More ups and downs came. Though she was signed, she was also being somewhat neglected as an artist. Eventually, her time with Elliott ended and she had to figure out next steps. Later, she met Damon Dash, the former business partner of Jay-Z, who signed her to Rock-A-Fella Records. They had an R&B division and Wray fit right in. Dash liked Wray’s work ethic. He even said she reminded him of Tupac in that way, always pumping out songs. They recorded a single, made a music video. She was 24-years-old and having a great time. And it was then when she met The Black Keys.

“We met, clicked, and became great friends,” Wray says. “They loved my voice.”
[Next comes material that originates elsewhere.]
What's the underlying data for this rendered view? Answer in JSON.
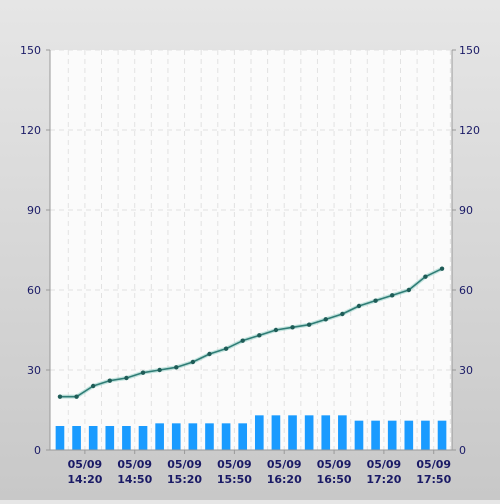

She recorded with the then-burgeoning blues-rock group, even participating in their Grammy Award-winning album, Brothers, flying to Alabama to record at the famous Muscle Shoals Sound Studios. She also sang on their Blakroc album, which was produced by Dash and featured rappers like Wu-Tang and A Tribe Called Quest. Wray liked the chance to work with The Black Keys, singing with live instrumentation. Life’s twists and turns had shown Wray a great deal about the world and the music industry. Today, she says, all that is a benefit.

“I think the type of music I make today is a blend of everything,” she says. “From my beginning with Missy Elliott to belting out with The Black Keys vibe.”

On her newest LP, Wray began to record it when she was seven months pregnant. She traveled to New York to start recording it. She remembers feeling nervous. But, she says, she got strength and “magic” from the baby in her belly. She remembers hearing the early instrumental for her hit song, “Piece Of Me,” at one point early in the process. She was sitting down in a chair because she was then “as big as a house” and emotions welled up in her.

“Everything I felt over the years came out on that one song,” Wray says. “It was so organic, so moving to me, so emotional. After singing it, I remember crying, listening to it back.”

The experience kept her going. She was (and is) gaining new momentum. Today, Wray gets messages from fans about the song, which is a perfect song if such a thing exists. One person told her he was in a custody battle with his ex over their children and it had been so hard. A single father, he was trying to get his son back and it was “tearing him apart.” When he heard that song one day on a train, tears gushed. And he told her it made him feel more hopeful. Now, after everything, Wray says her goal is to provide healing with her work.

“I didn’t know back in the day that I would embark on this journey of healing,” she says. “My dad always told me that when I sing I should sing with emotion because you never know who’s going to need that healing moment.”

Her dad is now healed, too. He cleaned himself up, got off drugs. He’s living in Atlanta now and he’s remarried. In a way, Wray’s music is the cause for that. He told her that her singing was for him, that it was the hope he could hold onto when he needed it. It changed his life. Just like Blige once did for her, she’s now doing for others in and around her world. And these lessons she’s now imparting to her new daughter. Life is short, Wray says. People have to unite. And her ideas are paying off. Wray recently performed on The Late Show With Stephen Colbert and more opportunities are coming her way regularly. In this way, she’s been serving her spirituality since day one—and continues to on each occasion since.

“What I love most about music is that it lets me meet people on my journey,” Wray says. “Music has been this melting pot for me.”